Blowback (intelligence)
Blowback is the unintended consequences and unwanted side-effects of a covert operation.
To the civilians suffering the blowback of covert operations, the effect typically manifests itself as "random" acts of political violence without a discernible, direct cause; because the public—in whose name the intelligence agency acted—are unaware of the effected secret attacks that provoked revenge against them.
Etymology
Originally, blowback was CIA internal coinage denoting the unintended, harmful consequences—to friendly populations and military forces—when a given weapon is used beyond its purpose as intended by the party supplying it. Examples include anti-Western religious figures who, in due course, attack foe and sponsor; right-wing counter-revolutionaries who sell drugs to their sponsor's civil populace ; and banana republic juntas who kill American reporters or nuns.In formal print usage, the term blowback first appeared in the Clandestine Service History—Overthrow of Premier Mossadeq of Iran—November 1952–August 1953, the CIA's internal history of the 1953 Iranian coup d'état, sponsored by the American and British governments, which was published in March 1954. Blowback from this operation would indeed occur with the Iranian Revolution and the Iran hostage crisis. Recent accounts of how blowback functioned in the war on terror relation to US and UK intelligence and defense propaganda and became an important issue in a 21st Century media environment are discussed by Emma Briant in her book Propaganda and Counter-terrorism which presents first-hand accounts and discussions of deliberate and unintended consequences of blowback, oversight, and impacts for the public.
Examples
Nicaragua and Iran-Contra
In the 1980s, blowback was a central theme in legal and political debates about the efficacy of the Reagan Doctrine, which advocated for public and secret support of anti-Communist counter-revolutionaries. For example, secretly funding the secret war of the militarily-defeated, right-wing Contras against the left-wing Sandinista government of Nicaragua led to the Iran–Contra Affair, wherein the Reagan Administration sold American weapons to Iran to arm the Contras with Warsaw Pact weapons. This caused the Contras to do drug-dealing in American cities.
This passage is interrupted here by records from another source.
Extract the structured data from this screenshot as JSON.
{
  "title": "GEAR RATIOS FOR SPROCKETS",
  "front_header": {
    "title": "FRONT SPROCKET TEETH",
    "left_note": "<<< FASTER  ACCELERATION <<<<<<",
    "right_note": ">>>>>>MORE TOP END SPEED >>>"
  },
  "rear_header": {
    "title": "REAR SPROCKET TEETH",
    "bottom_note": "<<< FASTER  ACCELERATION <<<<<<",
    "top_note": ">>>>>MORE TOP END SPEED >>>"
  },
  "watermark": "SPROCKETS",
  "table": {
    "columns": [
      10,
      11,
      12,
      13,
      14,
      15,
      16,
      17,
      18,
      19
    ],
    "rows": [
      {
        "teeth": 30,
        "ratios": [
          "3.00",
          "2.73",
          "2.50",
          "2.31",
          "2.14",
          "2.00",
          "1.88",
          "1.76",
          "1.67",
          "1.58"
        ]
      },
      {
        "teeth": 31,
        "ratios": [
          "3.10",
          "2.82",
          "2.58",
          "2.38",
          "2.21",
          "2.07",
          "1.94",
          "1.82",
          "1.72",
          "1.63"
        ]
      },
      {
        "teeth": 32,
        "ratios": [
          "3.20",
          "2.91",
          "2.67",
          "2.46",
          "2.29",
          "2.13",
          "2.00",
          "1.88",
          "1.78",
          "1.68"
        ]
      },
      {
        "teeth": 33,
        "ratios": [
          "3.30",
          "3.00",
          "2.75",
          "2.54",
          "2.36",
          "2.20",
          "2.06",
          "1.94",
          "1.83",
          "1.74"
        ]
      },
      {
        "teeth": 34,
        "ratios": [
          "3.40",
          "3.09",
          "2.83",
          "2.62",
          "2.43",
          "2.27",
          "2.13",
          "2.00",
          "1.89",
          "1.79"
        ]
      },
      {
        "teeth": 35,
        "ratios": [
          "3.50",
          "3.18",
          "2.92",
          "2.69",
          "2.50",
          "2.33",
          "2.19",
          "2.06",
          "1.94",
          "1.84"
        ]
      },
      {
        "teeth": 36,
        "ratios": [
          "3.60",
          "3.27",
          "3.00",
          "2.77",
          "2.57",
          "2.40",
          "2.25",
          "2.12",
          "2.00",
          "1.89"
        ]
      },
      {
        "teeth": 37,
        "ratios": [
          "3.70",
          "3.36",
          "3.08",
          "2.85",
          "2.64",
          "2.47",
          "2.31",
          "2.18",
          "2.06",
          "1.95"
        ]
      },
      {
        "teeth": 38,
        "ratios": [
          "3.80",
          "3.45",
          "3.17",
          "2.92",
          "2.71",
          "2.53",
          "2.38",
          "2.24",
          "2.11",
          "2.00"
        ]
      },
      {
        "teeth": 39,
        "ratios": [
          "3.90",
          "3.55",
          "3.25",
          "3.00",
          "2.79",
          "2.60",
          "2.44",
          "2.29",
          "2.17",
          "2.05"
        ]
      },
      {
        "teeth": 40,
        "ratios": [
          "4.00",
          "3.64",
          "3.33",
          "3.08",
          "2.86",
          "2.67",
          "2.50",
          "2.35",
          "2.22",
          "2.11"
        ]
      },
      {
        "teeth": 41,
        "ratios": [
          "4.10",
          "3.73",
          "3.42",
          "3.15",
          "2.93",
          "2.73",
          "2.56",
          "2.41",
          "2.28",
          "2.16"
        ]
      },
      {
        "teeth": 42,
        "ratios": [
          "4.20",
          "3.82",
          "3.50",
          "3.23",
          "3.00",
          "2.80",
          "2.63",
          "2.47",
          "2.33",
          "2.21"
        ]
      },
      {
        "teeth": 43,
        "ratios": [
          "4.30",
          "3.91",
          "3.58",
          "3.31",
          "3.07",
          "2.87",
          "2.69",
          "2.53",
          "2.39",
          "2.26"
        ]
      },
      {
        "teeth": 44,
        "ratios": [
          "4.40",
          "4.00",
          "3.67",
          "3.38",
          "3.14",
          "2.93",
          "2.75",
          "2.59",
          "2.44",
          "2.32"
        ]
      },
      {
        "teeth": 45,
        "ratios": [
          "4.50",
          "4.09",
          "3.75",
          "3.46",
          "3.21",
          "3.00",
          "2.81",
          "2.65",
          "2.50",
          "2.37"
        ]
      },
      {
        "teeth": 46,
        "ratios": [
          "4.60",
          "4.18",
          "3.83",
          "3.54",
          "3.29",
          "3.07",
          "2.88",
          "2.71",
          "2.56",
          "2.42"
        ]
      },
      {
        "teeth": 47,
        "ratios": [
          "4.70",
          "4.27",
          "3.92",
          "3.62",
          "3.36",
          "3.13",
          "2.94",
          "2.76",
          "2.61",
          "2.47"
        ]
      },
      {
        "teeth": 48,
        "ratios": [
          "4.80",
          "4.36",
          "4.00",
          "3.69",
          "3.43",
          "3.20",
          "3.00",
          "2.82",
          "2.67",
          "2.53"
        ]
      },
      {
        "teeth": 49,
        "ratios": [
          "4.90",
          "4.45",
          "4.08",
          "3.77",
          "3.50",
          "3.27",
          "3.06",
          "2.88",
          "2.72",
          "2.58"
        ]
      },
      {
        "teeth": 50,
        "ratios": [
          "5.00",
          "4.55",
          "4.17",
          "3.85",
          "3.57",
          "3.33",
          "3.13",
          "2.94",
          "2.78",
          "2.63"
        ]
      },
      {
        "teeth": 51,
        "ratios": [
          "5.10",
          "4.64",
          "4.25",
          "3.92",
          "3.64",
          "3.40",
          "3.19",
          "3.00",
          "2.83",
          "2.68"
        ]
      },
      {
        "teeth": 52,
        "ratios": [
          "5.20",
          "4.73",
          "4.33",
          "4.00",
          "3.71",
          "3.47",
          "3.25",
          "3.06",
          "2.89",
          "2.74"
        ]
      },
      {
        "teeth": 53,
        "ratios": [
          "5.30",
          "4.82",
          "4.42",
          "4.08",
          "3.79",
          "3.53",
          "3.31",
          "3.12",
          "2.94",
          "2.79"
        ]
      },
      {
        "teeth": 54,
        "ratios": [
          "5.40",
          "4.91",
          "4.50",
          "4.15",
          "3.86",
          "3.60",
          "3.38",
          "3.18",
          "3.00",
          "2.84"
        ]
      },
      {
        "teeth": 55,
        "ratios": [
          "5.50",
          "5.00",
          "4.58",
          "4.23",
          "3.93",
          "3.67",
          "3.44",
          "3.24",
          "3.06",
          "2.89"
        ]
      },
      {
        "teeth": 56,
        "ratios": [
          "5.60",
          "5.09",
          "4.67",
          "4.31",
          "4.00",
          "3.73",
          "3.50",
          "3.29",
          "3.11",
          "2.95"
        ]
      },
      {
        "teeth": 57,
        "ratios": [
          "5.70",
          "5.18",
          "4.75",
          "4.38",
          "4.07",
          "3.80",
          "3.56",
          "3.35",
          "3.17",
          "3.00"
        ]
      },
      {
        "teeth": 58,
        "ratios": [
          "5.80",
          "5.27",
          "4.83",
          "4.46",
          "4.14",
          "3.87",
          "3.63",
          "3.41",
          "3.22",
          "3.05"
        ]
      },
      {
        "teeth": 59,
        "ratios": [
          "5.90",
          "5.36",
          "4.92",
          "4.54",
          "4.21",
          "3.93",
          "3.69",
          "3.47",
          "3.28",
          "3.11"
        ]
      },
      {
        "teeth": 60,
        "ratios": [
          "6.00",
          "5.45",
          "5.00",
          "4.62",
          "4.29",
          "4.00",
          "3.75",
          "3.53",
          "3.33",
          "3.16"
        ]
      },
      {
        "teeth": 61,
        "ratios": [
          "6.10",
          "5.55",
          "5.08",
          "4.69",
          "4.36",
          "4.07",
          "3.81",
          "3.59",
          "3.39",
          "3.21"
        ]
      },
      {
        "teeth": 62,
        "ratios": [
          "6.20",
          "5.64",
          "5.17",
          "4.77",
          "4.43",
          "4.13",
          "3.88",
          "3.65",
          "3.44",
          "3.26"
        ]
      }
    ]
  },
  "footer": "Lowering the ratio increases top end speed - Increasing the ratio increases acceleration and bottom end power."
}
Moreover, in the case of Nicaragua v. United States, the International Court of Justice ruled against the United States secret military attacks against Sandinista Nicaragua, because the countries were not formally at war.Reagan Doctrine advocates, including The Heritage Foundation, argued that support for anti-Communists would topple Communist régimes without retaliatory consequences to the United States and help win the global Cold War.
Afghanistan and Al Qaeda
Examples of blowback include the CIA's financing and support for Afghan insurgents to fight an anti-Communist proxy guerilla war against the USSR in Afghanistan; some of the beneficiaries of this CIA support may have joined Al-Qaeda's terrorist campaign against the United States. Spencer Ackerman and Dave Zirin have both described the 2025 Washington, D.C., National Guard shooting as a case of "imperial blowback", i.e. the unintended consequence of US covert operations in Afghanistan.Syria and ISIS
During the Syrian Civil War, the United States and Saudi Arabia supported and aided anti-Assad armed groups. Some of those groups later shifted loyalty to ISIS.Abkhazia and Chechnya
Russian military intelligence helped recruit, arm and organise volunteers from across the North Caucasus to fight alongside Abkhaz separatists in the War in Abkhazia (1992–1993). The volunteers were organised under the banner of the Confederation of Mountain Peoples of the Caucasus, and included Shamil Basayev, Ruslan Gelayev and Umalt Deshayev. The contingent's leader, Musa Shanibov, incited ethnic violence against Georgians in Abkhazia.The year after the Abkhazia war concluded, the First Chechen War begun, and many of the men who had volunteered in Abkhazia took up arms against Russia. Besayev, Gelayev and Deshayev each led contingents made up of Chechen former volunteers, who were known as "Abkhaz battalions," due to their history. They helped to defeat Russia during that war, before suffering a defeat themselves in the Second Chechen War.
Gelayev sought refuge in Georgian territory during 2001-2002. In 2001 he led an assault on separatist Abkhazia on behalf of Georgian interests, sometimes referred to as the Kodori crisis, thus fighting against the same forces whom he had fought alongside a decade earlier. Gelayev's presence in Georgia was the proximate cause of the Pankisi Gorge crisis.
Many Chechen volunteers subsequently regretted their prior involvement in the Abkhazia war. All three of the Chechen military leaders that emerged from the volunteer units created by Russia were ultimately killed by Russia itself.